Est-ce qu’on n’en voit pas, de toutes les espèces,

Qui sont accommodés chez eux de toutes pièces ?

L’un amasse du bien, dont sa femme fait part

À ceux qui prennent soin de le faire cornard ;

L’autre un peu plus heureux, mais non pas moins infâme,

Voit faire tous les jours des présents à sa femme,

Et d’aucun soin jaloux n’a l’esprit combattu,

Parce qu’elle lui dit que c’est pour sa vertu.

L’un fait beaucoup de bruit qui ne lui sert de guères ;

L’autre en toute douceur laisse aller les affaires,

Et voyant arriver chez lui le damoiseau,

Prend fort honnêtement ses gants et son manteau.

L’une de son galant, en adroite femelle,

Fait fausse confidence à son époux fidèle,

Qui dort en sûreté sur un pareil appas,

Et le plaint, ce galant, des soins qu’il ne perd pas ;

L’autre, pour se purger de sa magnificence,

Dit qu’elle gagne au jeu l’argent qu’elle dépense ;

Et le mari benêt, sans songer à quel jeu,

Sur les gains qu’elle fait rend des grâces à Dieu.

Enfin, ce sont partout des sujets de satire ;

Et comme spectateur ne puis-je pas en rire ?

Puis-je pas de nos sots… ?

Chrysalde.

Oui ; mais qui rit d’autrui

Doit craindre qu’en revanche on rie aussi de lui.

J’entends parler le monde ; et des gens se délassent

À venir débiter les choses qui se passent ;

Mais, quoi que l’on divulgue aux endroits où je suis,

Jamais on ne m’a vu triompher de ces bruits.

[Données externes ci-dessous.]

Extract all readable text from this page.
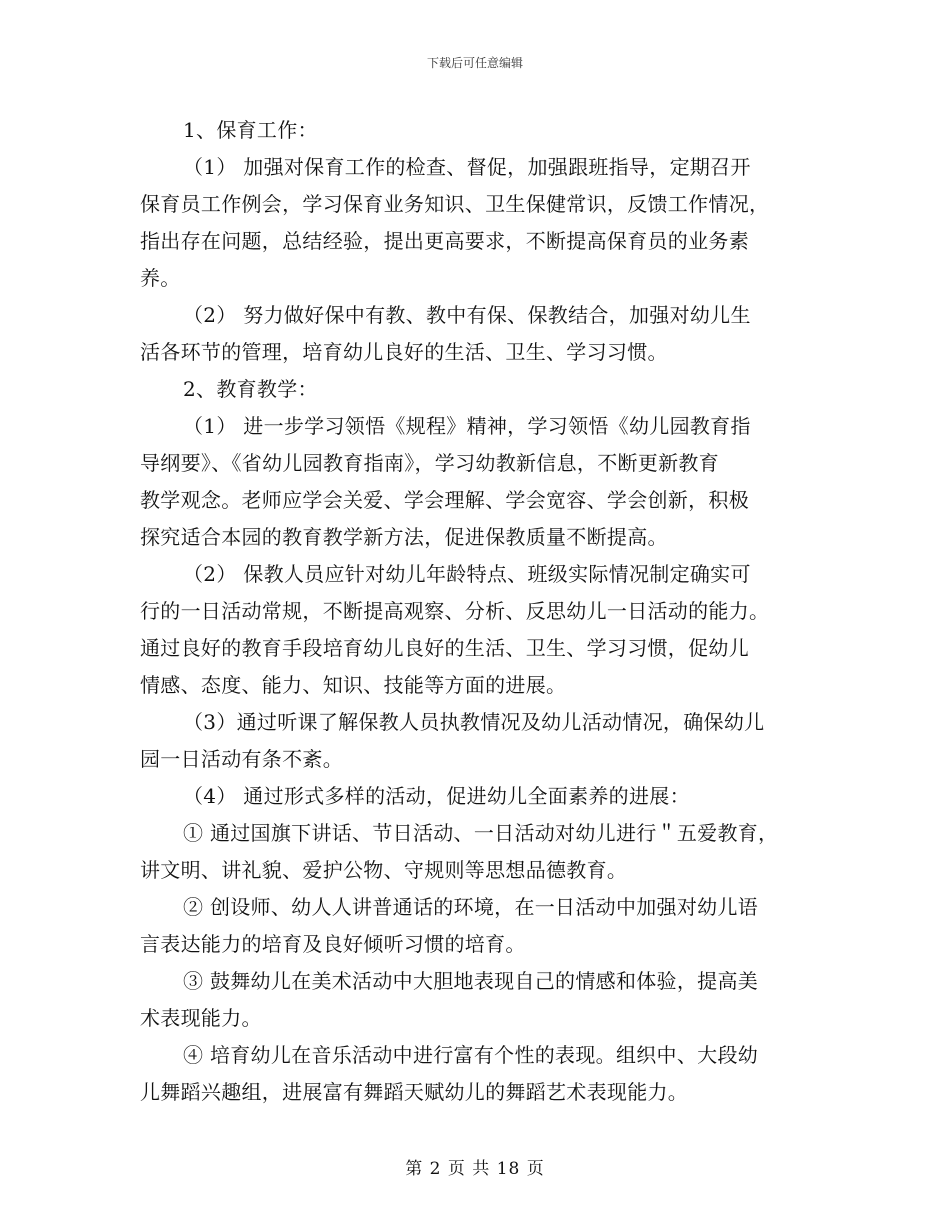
下载后可任意编辑
1、保育工作：
（1） 加强对保育工作的检查、督促，加强跟班指导，定期召开
保育员工作例会，学习保育业务知识、卫生保健常识，反馈工作情况，
指出存在问题，总结经验，提出更高要求，不断提高保育员的业务素
养。
（2） 努力做好保中有教、教中有保、保教结合，加强对幼儿生
活各环节的管理，培育幼儿良好的生活、卫生、学习习惯。
2、教育教学：
（1） 进一步学习领悟《规程》精神，学习领悟《幼儿园教育指
导纲要》、《省幼儿园教育指南》，学习幼教新信息，不断更新教育
教学观念。老师应学会关爱、学会理解、学会宽容、学会创新，积极
探究适合本园的教育教学新方法，促进保教质量不断提高。
（2） 保教人员应针对幼儿年龄特点、班级实际情况制定确实可
行的一日活动常规，不断提高观察、分析、反思幼儿一日活动的能力。
通过良好的教育手段培育幼儿良好的生活、卫生、学习习惯，促幼儿
情感、态度、能力、知识、技能等方面的进展。
（3）通过听课了解保教人员执教情况及幼儿活动情况，确保幼儿
园一日活动有条不紊。
（4） 通过形式多样的活动，促进幼儿全面素养的进展：
① 通过国旗下讲话、节日活动、一日活动对幼儿进行＂五爱教育，
讲文明、讲礼貌、爱护公物、守规则等思想品德教育。
② 创设师、幼人人讲普通话的环境，在一日活动中加强对幼儿语
言表达能力的培育及良好倾听习惯的培育。
③ 鼓舞幼儿在美术活动中大胆地表现自己的情感和体验，提高美
术表现能力。
④ 培育幼儿在音乐活动中进行富有个性的表现。组织中、大段幼
儿舞蹈兴趣组，进展富有舞蹈天赋幼儿的舞蹈艺术表现能力。
第 2 页 共 18 页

J’y suis assez modeste ; et, bien qu’aux occurrences

Je puisse condamner certaines tolérances,

Que mon dessein ne soit de souffrir nullement

Ce que d’aucuns maris souffrent paisiblement,

Pourtant je n’ai jamais affecté de le dire ;

Car enfin il faut craindre un revers de satire,

Et l’on ne doit jamais jurer sur de tels cas

De ce qu’on pourra faire, ou bien ne faire pas.

Ainsi, quand à mon front, par un sort qui tout mène,

Il serait arrivé quelque disgrâce humaine,

Après mon procédé, je suis presque certain

Qu’on se contentera de s’en rire sous main ;

Et peut-être qu’encor j’aurai cet avantage,

Que quelques bonnes gens diront que c’est dommage.

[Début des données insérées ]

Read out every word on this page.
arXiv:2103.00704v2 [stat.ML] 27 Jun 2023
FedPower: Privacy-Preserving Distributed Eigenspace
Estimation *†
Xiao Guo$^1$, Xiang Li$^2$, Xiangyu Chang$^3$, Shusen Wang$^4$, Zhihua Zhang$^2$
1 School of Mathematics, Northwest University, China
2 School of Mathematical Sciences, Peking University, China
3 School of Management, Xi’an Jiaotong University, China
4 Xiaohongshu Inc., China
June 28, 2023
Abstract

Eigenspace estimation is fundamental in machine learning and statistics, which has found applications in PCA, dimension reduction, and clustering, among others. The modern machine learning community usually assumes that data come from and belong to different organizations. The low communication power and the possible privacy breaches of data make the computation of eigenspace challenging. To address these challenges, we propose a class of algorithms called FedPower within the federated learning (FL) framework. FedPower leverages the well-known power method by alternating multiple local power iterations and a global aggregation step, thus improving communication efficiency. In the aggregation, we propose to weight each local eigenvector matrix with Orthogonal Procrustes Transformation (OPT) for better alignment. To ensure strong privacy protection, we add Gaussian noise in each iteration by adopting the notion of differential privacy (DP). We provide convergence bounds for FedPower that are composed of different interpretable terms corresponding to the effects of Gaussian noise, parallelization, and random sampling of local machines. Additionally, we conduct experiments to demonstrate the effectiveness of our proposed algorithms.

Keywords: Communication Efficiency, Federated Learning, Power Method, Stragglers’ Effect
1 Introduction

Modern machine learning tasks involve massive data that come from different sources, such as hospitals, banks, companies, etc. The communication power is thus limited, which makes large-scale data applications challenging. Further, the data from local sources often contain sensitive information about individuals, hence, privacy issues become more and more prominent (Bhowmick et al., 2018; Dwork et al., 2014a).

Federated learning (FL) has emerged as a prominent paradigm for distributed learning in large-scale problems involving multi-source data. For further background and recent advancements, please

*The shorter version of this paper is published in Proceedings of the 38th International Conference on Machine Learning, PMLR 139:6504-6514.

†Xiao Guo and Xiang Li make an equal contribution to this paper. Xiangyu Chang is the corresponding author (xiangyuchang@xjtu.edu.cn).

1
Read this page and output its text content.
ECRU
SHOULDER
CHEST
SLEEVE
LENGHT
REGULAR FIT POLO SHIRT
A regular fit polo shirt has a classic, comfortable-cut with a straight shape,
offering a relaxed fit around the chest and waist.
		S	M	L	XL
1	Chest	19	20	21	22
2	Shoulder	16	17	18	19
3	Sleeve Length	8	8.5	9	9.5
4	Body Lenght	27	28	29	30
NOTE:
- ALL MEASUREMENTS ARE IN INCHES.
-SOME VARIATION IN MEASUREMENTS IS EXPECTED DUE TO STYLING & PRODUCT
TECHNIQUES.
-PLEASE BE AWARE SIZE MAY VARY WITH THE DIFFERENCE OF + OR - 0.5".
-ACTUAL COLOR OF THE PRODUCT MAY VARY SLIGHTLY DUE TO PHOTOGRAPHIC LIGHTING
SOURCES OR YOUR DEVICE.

Mais de vous, cher compère, il en est autrement :

Je vous le dis encor, vous risquez diablement.

Comme sur les maris accusés de souffrance

De tout temps votre langue a daubé d’importance,

Qu’on vous a vu contre eux un diable déchaîné,

Vous devez marcher droit pour n’être point berné ;

Et s’il faut que sur vous on ait la moindre prise,

Gare qu’aux carrefours on ne vous tympanise,

Et...

Arnolphe.

Mon Dieu, notre ami, ne vous tourmentez point :

...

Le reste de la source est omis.